Oh, but it is! All you need to do is budget tons of money to keep throwing at it year after year, decade after decade, building up a huge research enterprise that just keeps on growing like Topsy. Of course, you'll need to periodically release pep talk white papers explaining how you're really making progress, and expect a "breakthrough" any year now.
The beauty part of this scam is that after you've managed to drag it out for a few years, you can scream bloody murder about how "irresponsible" it would be to "throw away all the years of investment in this technology" any time Congress makes noise about pulling the plug on the program.
Wow, another case of 'Science Fiction' becoming a reality.
Th' control panel's shootin' sparks like lightnin'!
An' th' dilythium crystals look frightenin'!
Cap'n! Jus' thought ya'd like ta know
She's goin' ta blow!
She's goin' ta blow!
She's goin' ta blow!
Pinging.
Doesn't antimatter cost about $27B per ounce?
You gotta be kidding! There's no place for duct tape in an antimatter engine.

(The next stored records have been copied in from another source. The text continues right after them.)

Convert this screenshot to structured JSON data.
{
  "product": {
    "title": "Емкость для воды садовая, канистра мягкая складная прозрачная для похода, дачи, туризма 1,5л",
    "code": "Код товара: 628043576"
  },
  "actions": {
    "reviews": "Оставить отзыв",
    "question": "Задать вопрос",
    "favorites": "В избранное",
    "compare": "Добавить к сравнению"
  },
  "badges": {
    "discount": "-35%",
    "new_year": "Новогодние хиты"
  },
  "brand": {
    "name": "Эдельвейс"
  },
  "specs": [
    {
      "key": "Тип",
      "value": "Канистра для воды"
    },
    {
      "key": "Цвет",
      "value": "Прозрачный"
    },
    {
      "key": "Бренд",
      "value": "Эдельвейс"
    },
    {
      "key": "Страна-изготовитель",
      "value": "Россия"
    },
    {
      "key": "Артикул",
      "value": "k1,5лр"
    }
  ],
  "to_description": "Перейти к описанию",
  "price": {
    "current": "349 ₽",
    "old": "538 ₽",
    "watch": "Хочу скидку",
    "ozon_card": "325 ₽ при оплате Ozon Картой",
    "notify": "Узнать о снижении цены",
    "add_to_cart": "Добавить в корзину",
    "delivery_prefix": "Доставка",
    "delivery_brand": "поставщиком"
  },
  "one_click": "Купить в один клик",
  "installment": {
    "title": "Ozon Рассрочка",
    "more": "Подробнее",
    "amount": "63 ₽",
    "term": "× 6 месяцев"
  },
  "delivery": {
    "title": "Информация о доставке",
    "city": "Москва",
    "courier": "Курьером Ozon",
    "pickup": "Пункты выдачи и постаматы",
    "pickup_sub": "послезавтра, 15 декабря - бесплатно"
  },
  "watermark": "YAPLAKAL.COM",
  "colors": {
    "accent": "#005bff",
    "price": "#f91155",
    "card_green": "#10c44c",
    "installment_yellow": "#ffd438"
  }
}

If this is true, doesn't it mean that we will soon have the ability to blow up our entire planet through the creation of enough "cheap" anti-matter?
Does it matter?
Doesn't antimatter cost about $27B per ounce?
Since when does the Gov't care about cost?
So do antimatter particles just get disillusioned with being matter, then go off and set up anti-matter web sites and talk bad about matter?
plain or peanut?
Would you really want to use Microsoft to control spaceships??? Just think in a middle of a launch the OS shows a blue screen of death???
I'd rather see more work on quadrotriticale.